I love Lopp’s humor as he sums up the photographs with:
“the Lesson again: the correct tool is going to make you exponentially more productive.”
From there the chapter just continues to crack me up:
“…This is an obvious list of tools, and there’s nothing here that you haven’t heard before. The news is that you need to care. You need to be able to explain in great detail why using green-colored text on a black background is THE ONLY WAY TO CODE. You need to be a zealot about your tools, and zealotry starts with fit.”
This book appeals to me.
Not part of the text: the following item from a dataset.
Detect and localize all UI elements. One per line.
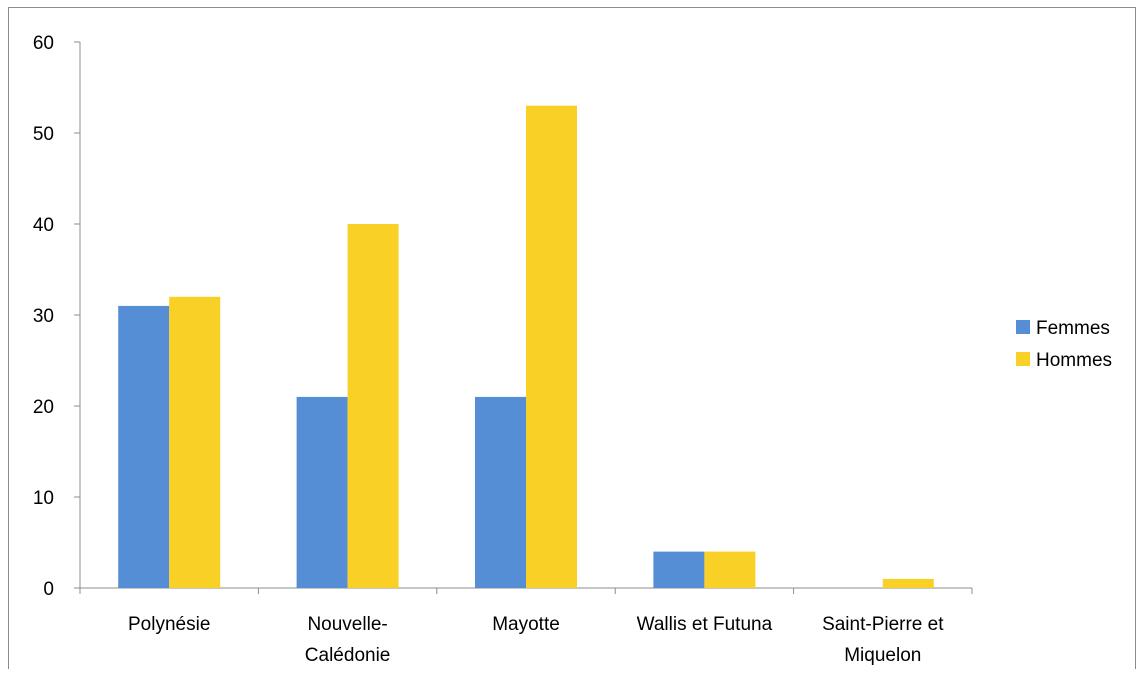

I’ve never been a geek…when Encarta came out and my dad showed me a clip of Hitler on video, I replied, “I didn’t know Hitler spoke German!”. He looked at me and I went on to say, “How would I have known that in my text books it said, “Hitler gave a speech and said, (the speech was written in my textbook in ENGLISH, hello!?) See, no mistaking me for a geek.
The wit Lopp uses to tell forty stories to help Geeks everywhere make a social stand are great. He gives instructions to help decide what you’re worth, with “The Business”; Determine the nature of the miracle your CEO wants, with “The Impossible”; Give effective presentations, with “How Not to Throw Up”; Handle liars and people with devious agendas, with “Managing Werewolves” and Realize when you should be looking for a new gig, with “The Itch.”
Since I’m not included in BEING GEEK, it’s hard for me to say if this book is suppose to be funny. I thought it was. I also thought it was inspiring and enlightened me on some behavioral situations I have been trying to ignore within my geek squad social group.
There’s good information in Being Geek. I’m putting some of it to use–the rest? I”m saving that to torture those born genetically different than I–GEEKS!